Sunday, April 5, 2015

"Souviens-toi!" par Jean Gentil (Le Louisianais - 20 août 1870)

Mon fils, tu ne sais pas les choses de la vie,
Que nous sommes tous faits de misère et d'envie,
Que l'homme est respecté quand il est riche et fort,
Que la pauvreté fière est un immense tort,
Qu'il faut être ici-bas, à n'importe quelle heure,
Ou le bourreau qui frappe ou le martyr qui pleure.

Tu le sauras un jour. A dix-huit ou vingt ans,
Lorsque tu souriras dans l'aube du printemps,
Rose, croyant, pieux, offrant toute ton âme,
Tu comprendras la honte en comprenant la femme;
L'ami te trahira pour un denier comptant,
Et c'est pour te trahir qu'il sera repentant,
Quant au monde d'en haut, d'en bas qui passe et roule,
C'est le grand inconnu, l'irresponsable foule,
L'agitation folle où vaincus et vainqueurs
Troquent comme haillons les débris de leurs coeurs.

Cependant, ô mon fils, sois bon, sois bon quand même;
A quiconque dira: je hais! réponds: moi j'aime!
Dédaigne les grandeurs où la honte a passé,
Méprise les puissants dont le coeur est lassé,
Tends la main sans orgueil au pauvre qu'on délaisse;
L'homme qui se grandit est celui qui s'abaisse.

O mon enfant, mon fils, crois qu'un peu de bonté
Vaut les trésors du ciel, étant la charité.
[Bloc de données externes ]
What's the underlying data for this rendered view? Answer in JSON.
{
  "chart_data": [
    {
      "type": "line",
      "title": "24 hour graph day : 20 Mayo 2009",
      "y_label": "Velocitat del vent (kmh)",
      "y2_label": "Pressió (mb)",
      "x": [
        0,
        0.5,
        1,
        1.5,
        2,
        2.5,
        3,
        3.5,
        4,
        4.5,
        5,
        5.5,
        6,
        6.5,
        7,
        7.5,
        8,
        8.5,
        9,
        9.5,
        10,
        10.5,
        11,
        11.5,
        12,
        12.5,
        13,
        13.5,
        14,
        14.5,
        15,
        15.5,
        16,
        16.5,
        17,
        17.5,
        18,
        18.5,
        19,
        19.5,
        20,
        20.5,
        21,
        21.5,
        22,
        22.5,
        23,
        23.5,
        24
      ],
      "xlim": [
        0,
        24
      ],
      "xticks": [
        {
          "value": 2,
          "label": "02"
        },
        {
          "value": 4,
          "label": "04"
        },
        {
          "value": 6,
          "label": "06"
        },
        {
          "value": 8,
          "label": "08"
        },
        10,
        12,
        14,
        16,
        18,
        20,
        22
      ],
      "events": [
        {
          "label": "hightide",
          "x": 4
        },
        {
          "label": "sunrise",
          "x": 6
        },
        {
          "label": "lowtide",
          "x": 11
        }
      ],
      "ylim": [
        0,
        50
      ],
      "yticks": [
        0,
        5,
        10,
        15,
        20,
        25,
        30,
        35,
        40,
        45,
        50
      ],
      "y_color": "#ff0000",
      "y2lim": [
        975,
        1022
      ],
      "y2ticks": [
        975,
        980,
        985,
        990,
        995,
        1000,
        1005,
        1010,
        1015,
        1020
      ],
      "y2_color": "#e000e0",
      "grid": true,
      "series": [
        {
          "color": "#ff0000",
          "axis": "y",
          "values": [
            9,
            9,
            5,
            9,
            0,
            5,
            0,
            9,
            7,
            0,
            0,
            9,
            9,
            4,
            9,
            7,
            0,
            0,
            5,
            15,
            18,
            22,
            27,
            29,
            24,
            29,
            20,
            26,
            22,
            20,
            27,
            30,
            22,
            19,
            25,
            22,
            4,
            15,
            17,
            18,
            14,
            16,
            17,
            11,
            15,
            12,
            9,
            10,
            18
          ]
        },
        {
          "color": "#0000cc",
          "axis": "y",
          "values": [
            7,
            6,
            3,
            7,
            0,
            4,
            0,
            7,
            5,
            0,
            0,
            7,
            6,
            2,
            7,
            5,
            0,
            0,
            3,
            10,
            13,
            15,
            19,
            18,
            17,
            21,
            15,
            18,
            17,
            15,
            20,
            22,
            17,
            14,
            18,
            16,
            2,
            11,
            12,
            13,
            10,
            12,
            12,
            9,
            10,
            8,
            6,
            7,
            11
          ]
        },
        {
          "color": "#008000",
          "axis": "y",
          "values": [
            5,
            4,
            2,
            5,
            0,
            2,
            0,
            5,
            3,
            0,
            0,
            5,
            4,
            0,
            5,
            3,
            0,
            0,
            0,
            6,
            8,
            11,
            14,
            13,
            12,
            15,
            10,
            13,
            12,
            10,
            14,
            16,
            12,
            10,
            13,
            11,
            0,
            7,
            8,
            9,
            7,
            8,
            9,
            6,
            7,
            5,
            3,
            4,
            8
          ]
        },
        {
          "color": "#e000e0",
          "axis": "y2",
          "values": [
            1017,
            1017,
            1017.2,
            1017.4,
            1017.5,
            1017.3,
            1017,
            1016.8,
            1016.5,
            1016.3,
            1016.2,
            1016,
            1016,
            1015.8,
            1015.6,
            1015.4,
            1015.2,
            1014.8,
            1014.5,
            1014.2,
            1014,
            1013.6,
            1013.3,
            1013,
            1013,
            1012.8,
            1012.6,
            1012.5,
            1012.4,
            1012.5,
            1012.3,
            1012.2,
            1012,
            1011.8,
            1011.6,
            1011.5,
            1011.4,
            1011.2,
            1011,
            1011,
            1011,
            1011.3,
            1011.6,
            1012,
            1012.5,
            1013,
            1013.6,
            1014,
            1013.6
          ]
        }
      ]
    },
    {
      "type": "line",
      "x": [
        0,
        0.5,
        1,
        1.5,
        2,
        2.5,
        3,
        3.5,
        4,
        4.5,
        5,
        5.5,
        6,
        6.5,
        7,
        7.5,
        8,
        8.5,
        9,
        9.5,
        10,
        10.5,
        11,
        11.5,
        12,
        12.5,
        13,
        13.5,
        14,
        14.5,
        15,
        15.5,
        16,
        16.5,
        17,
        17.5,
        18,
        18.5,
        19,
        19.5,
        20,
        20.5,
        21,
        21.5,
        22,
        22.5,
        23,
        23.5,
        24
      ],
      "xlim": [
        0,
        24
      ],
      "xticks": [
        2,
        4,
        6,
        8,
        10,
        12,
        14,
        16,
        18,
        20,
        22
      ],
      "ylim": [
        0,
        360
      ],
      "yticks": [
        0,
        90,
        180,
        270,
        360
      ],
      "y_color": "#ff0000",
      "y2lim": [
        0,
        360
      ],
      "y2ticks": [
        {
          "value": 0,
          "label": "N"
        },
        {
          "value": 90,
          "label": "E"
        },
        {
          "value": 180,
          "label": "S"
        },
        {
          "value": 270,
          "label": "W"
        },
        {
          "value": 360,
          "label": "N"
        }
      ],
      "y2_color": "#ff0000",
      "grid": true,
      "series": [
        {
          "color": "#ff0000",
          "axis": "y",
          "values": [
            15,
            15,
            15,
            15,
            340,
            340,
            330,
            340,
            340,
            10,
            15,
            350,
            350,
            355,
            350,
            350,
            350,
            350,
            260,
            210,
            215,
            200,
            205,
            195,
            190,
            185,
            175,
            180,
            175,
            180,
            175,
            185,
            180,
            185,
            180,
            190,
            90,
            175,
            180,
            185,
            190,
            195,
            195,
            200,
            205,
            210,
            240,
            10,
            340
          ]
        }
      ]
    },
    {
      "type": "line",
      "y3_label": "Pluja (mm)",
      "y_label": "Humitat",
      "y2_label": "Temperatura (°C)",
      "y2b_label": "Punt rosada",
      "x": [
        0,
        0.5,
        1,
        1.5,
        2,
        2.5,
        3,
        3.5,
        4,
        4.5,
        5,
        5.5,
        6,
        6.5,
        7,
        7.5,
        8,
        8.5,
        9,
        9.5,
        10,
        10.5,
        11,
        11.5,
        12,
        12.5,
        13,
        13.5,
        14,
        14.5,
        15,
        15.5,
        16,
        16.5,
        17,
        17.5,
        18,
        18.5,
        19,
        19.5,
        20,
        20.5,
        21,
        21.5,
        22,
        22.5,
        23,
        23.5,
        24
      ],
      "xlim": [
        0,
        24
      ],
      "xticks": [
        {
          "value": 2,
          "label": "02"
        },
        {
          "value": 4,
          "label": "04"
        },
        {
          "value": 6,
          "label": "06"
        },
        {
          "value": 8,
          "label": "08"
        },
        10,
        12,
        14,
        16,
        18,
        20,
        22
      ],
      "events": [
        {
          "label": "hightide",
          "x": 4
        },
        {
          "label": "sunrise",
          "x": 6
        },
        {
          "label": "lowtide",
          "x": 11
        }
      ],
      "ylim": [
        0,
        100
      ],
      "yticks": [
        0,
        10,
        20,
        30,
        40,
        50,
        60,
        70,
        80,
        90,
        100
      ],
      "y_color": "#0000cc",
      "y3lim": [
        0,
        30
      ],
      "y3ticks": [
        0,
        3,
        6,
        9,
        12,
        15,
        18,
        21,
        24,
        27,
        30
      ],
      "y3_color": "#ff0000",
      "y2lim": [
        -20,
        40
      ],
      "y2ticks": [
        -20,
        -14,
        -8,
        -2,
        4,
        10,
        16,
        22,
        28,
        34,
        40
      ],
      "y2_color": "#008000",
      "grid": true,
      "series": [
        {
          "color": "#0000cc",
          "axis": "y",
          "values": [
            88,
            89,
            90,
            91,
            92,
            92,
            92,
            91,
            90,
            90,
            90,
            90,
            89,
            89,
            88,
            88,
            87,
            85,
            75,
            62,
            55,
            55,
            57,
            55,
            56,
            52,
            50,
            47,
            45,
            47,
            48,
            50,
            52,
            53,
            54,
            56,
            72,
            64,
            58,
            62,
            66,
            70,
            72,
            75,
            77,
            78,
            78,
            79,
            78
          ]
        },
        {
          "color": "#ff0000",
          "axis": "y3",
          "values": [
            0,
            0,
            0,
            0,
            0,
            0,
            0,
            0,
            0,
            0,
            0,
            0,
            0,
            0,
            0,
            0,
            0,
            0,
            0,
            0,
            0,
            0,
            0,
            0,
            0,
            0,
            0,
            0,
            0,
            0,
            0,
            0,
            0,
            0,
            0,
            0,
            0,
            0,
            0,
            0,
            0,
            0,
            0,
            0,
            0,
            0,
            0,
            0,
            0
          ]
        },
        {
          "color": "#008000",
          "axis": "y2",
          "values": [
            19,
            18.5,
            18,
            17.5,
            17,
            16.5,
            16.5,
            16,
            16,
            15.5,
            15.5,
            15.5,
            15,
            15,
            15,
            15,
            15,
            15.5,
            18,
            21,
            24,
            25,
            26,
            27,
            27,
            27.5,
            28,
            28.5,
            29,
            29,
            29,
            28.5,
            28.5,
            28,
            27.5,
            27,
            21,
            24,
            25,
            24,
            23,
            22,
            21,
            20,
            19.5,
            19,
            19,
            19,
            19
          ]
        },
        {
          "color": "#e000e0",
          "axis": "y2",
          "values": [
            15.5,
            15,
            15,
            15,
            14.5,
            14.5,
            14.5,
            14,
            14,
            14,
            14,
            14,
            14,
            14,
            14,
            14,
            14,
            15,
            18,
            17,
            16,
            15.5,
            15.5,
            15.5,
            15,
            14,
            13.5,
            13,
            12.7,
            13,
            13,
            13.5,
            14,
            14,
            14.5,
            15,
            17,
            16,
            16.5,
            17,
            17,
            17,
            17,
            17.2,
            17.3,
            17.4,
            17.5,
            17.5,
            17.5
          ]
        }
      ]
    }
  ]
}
Mais laisse-moi te dire à cette heure suprême,
Quand la guerre a poussé, ses longs cris de blasphême,
Qu'il est une patrie, un vrai monde, un Saint Lieu
Où rayonne pour tous le grand soleil de Dieu.
C'est la France! Elle est noble, elle est la fille ainée
Du Christ,--la Madeleine émue, agenouillée,
Versant ses doux parfums sur les pieds du Sauveur,
Et dans l'immensité plongeant son oeil rêveur.

Le dernier de ses fils peut s'enorgueillir d'elle,
Car elle fut aimante, et car elle est fidèle.

Quand à toi, si jamais tu détournais le front
De ta mère, surtout quand la poursuit l'affront,
Si tu raillais  la sainte et l'auguste insultée,
Si tu lui préférais l'étrangère éhontée,
Vieillard, je pleurerais de honte et de remord,
Et je dirais à tous: "Passants, mon fils est mort."